Keep your own backups. If a plugin you depend on gets pulled from WordPress.org or goes abandoned ahead of a CRA deadline, having a recent clean backup gives you options. That’s true regardless of this regulation, but the CRA makes it more timely.

A web application firewall won’t protect against a vulnerable plugin that hasn’t been patched. But it does reduce the automated scanning and exploit attempts that target known vulnerabilities while you’re waiting for a fix.

Common Questions About the CRA and WordPress

Does the CRA apply to free WordPress plugins?

It depends on whether there’s any commercial element. A plugin with a pro version, advertising on its website, paid support, or donations that influence development is in scope even if the base plugin is free. Purely non-commercial open source projects with zero revenue connection are exempt, but that’s a narrower category than most people assume.

When does the CRA take effect for WordPress?

The first major deadline is 11 September 2026, when vulnerability and incident reporting obligations begin. Full compliance including CE marking, SBOM, and secure by design requirements is required from 11 December 2027.

Can plugins be removed from WordPress.org because of the CRA?

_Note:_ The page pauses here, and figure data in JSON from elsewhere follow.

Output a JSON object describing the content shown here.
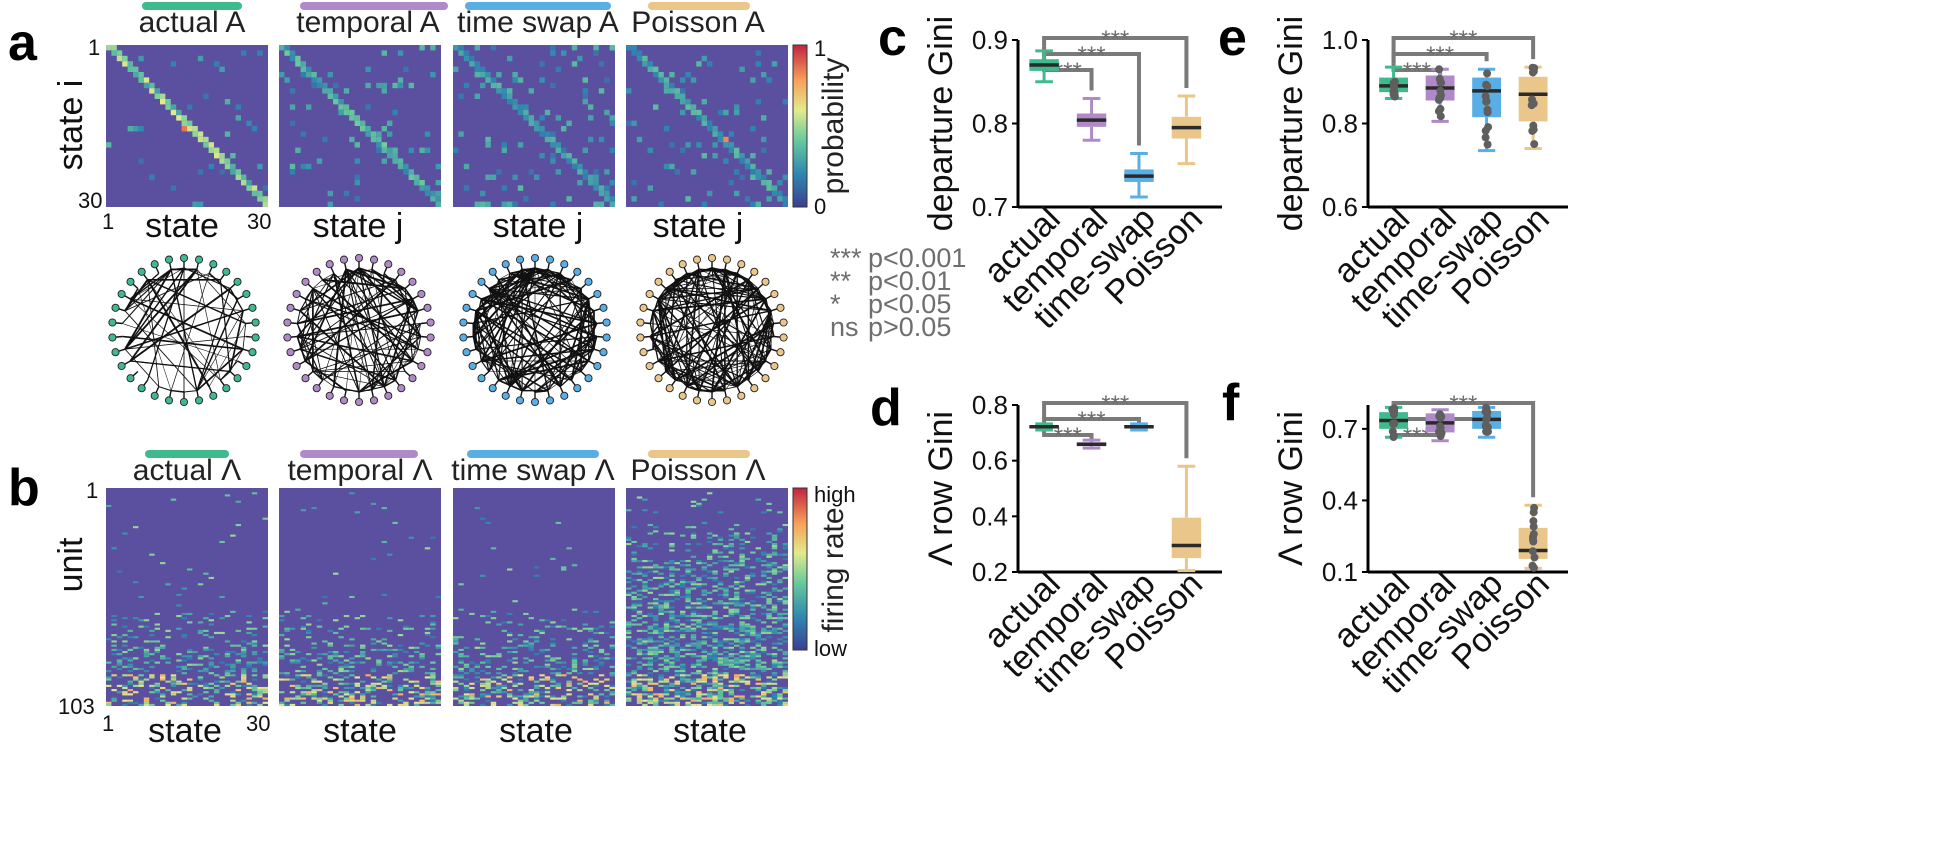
{
  "panel_labels": {
    "a": "a",
    "b": "b",
    "c": "c",
    "d": "d",
    "e": "e",
    "f": "f"
  },
  "colors": {
    "actual": "#3fba8c",
    "temporal": "#b08ac8",
    "time_swap": "#5aaee6",
    "poisson": "#eac68a",
    "bracket": "#7a7a7a",
    "heat_bg": "#5b4f9f"
  },
  "legend": {
    "rows": [
      {
        "sym": "***",
        "text": "p<0.001"
      },
      {
        "sym": "**",
        "text": "p<0.01"
      },
      {
        "sym": "*",
        "text": "p<0.05"
      },
      {
        "sym": "ns",
        "text": "p>0.05"
      }
    ]
  },
  "chart_data": [
    {
      "type": "heatmap",
      "panel": "a",
      "titles": [
        "actual A",
        "temporal A",
        "time swap A",
        "Poisson A"
      ],
      "xlabels": [
        "state",
        "state j",
        "state j",
        "state j"
      ],
      "ylabel": "state i",
      "xticks": [
        "1",
        "30"
      ],
      "yticks": [
        "1",
        "30"
      ],
      "colorbar": {
        "label": "probability",
        "min": "0",
        "max": "1"
      },
      "size": 30
    },
    {
      "type": "heatmap",
      "panel": "b",
      "titles": [
        "actual Λ",
        "temporal Λ",
        "time swap Λ",
        "Poisson Λ"
      ],
      "xlabels": [
        "state",
        "state",
        "state",
        "state"
      ],
      "ylabel": "unit",
      "xticks": [
        "1",
        "30"
      ],
      "yticks": [
        "1",
        "103"
      ],
      "colorbar": {
        "label": "firing rate",
        "min": "low",
        "max": "high"
      }
    },
    {
      "type": "box",
      "panel": "c",
      "ylabel": "departure Gini",
      "categories": [
        "actual",
        "temporal",
        "time-swap",
        "Poisson"
      ],
      "ylim": [
        0.7,
        0.9
      ],
      "yticks": [
        "0.7",
        "0.8",
        "0.9"
      ],
      "boxes": [
        {
          "name": "actual",
          "min": 0.85,
          "q1": 0.863,
          "median": 0.87,
          "q3": 0.877,
          "max": 0.887
        },
        {
          "name": "temporal",
          "min": 0.78,
          "q1": 0.796,
          "median": 0.804,
          "q3": 0.812,
          "max": 0.83
        },
        {
          "name": "time-swap",
          "min": 0.712,
          "q1": 0.73,
          "median": 0.737,
          "q3": 0.745,
          "max": 0.764
        },
        {
          "name": "Poisson",
          "min": 0.752,
          "q1": 0.782,
          "median": 0.795,
          "q3": 0.808,
          "max": 0.833
        }
      ],
      "brackets": [
        {
          "to": "temporal",
          "label": "***"
        },
        {
          "to": "time-swap",
          "label": "***"
        },
        {
          "to": "Poisson",
          "label": "***"
        }
      ]
    },
    {
      "type": "box",
      "panel": "d",
      "ylabel": "Λ row Gini",
      "categories": [
        "actual",
        "temporal",
        "time-swap",
        "Poisson"
      ],
      "ylim": [
        0.2,
        0.8
      ],
      "yticks": [
        "0.2",
        "0.4",
        "0.6",
        "0.8"
      ],
      "boxes": [
        {
          "name": "actual",
          "min": 0.71,
          "q1": 0.718,
          "median": 0.722,
          "q3": 0.727,
          "max": 0.732
        },
        {
          "name": "temporal",
          "min": 0.645,
          "q1": 0.652,
          "median": 0.659,
          "q3": 0.666,
          "max": 0.674
        },
        {
          "name": "time-swap",
          "min": 0.71,
          "q1": 0.718,
          "median": 0.722,
          "q3": 0.727,
          "max": 0.732
        },
        {
          "name": "Poisson",
          "min": 0.205,
          "q1": 0.25,
          "median": 0.295,
          "q3": 0.395,
          "max": 0.58
        }
      ],
      "brackets": [
        {
          "to": "temporal",
          "label": "***"
        },
        {
          "to": "time-swap",
          "label": "***"
        },
        {
          "to": "Poisson",
          "label": "***"
        }
      ]
    },
    {
      "type": "box",
      "panel": "e",
      "ylabel": "departure Gini",
      "categories": [
        "actual",
        "temporal",
        "time-swap",
        "Poisson"
      ],
      "ylim": [
        0.6,
        1.0
      ],
      "yticks": [
        "0.6",
        "0.8",
        "1.0"
      ],
      "boxes": [
        {
          "name": "actual",
          "min": 0.86,
          "q1": 0.875,
          "median": 0.89,
          "q3": 0.91,
          "max": 0.935
        },
        {
          "name": "temporal",
          "min": 0.805,
          "q1": 0.855,
          "median": 0.885,
          "q3": 0.915,
          "max": 0.93
        },
        {
          "name": "time-swap",
          "min": 0.735,
          "q1": 0.815,
          "median": 0.878,
          "q3": 0.91,
          "max": 0.93
        },
        {
          "name": "Poisson",
          "min": 0.74,
          "q1": 0.805,
          "median": 0.87,
          "q3": 0.912,
          "max": 0.935
        }
      ],
      "brackets": [
        {
          "to": "temporal",
          "label": "***"
        },
        {
          "to": "time-swap",
          "label": "***"
        },
        {
          "to": "Poisson",
          "label": "***"
        }
      ]
    },
    {
      "type": "box",
      "panel": "f",
      "ylabel": "Λ row Gini",
      "categories": [
        "actual",
        "temporal",
        "time-swap",
        "Poisson"
      ],
      "ylim": [
        0.1,
        0.8
      ],
      "yticks": [
        "0.1",
        "0.4",
        "0.7"
      ],
      "boxes": [
        {
          "name": "actual",
          "min": 0.665,
          "q1": 0.7,
          "median": 0.735,
          "q3": 0.77,
          "max": 0.79
        },
        {
          "name": "temporal",
          "min": 0.65,
          "q1": 0.685,
          "median": 0.725,
          "q3": 0.765,
          "max": 0.78
        },
        {
          "name": "time-swap",
          "min": 0.665,
          "q1": 0.7,
          "median": 0.74,
          "q3": 0.775,
          "max": 0.79
        },
        {
          "name": "Poisson",
          "min": 0.115,
          "q1": 0.155,
          "median": 0.19,
          "q3": 0.285,
          "max": 0.38
        }
      ],
      "brackets": [
        {
          "to": "temporal",
          "label": "***"
        },
        {
          "to": "time-swap",
          "label": "*"
        },
        {
          "to": "Poisson",
          "label": "***"
        }
      ]
    }
  ]
}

Yes. EU market surveillance authorities can require non-compliant products to be removed from any platform accessible to EU users, including WordPress.org. This is a real enforcement mechanism, not just a fine.

Does the CRA apply to UK websites and developers?

UK domestic law doesn’t include the CRA post-Brexit. But UK developers whose plugins are available to EU users are in scope regardless of where they’re based. The law applies based on where the product is available, not where the developer is located.

What is a vulnerability disclosure programme?

A vulnerability disclosure programme (VDP) is a published process that explains how security researchers can report vulnerabilities to the developer, how quickly the developer will respond, and how and when they’ll disclose the issue publicly. Under the CRA, having one is mandatory for commercial plugin developers serving EU users from September 2026.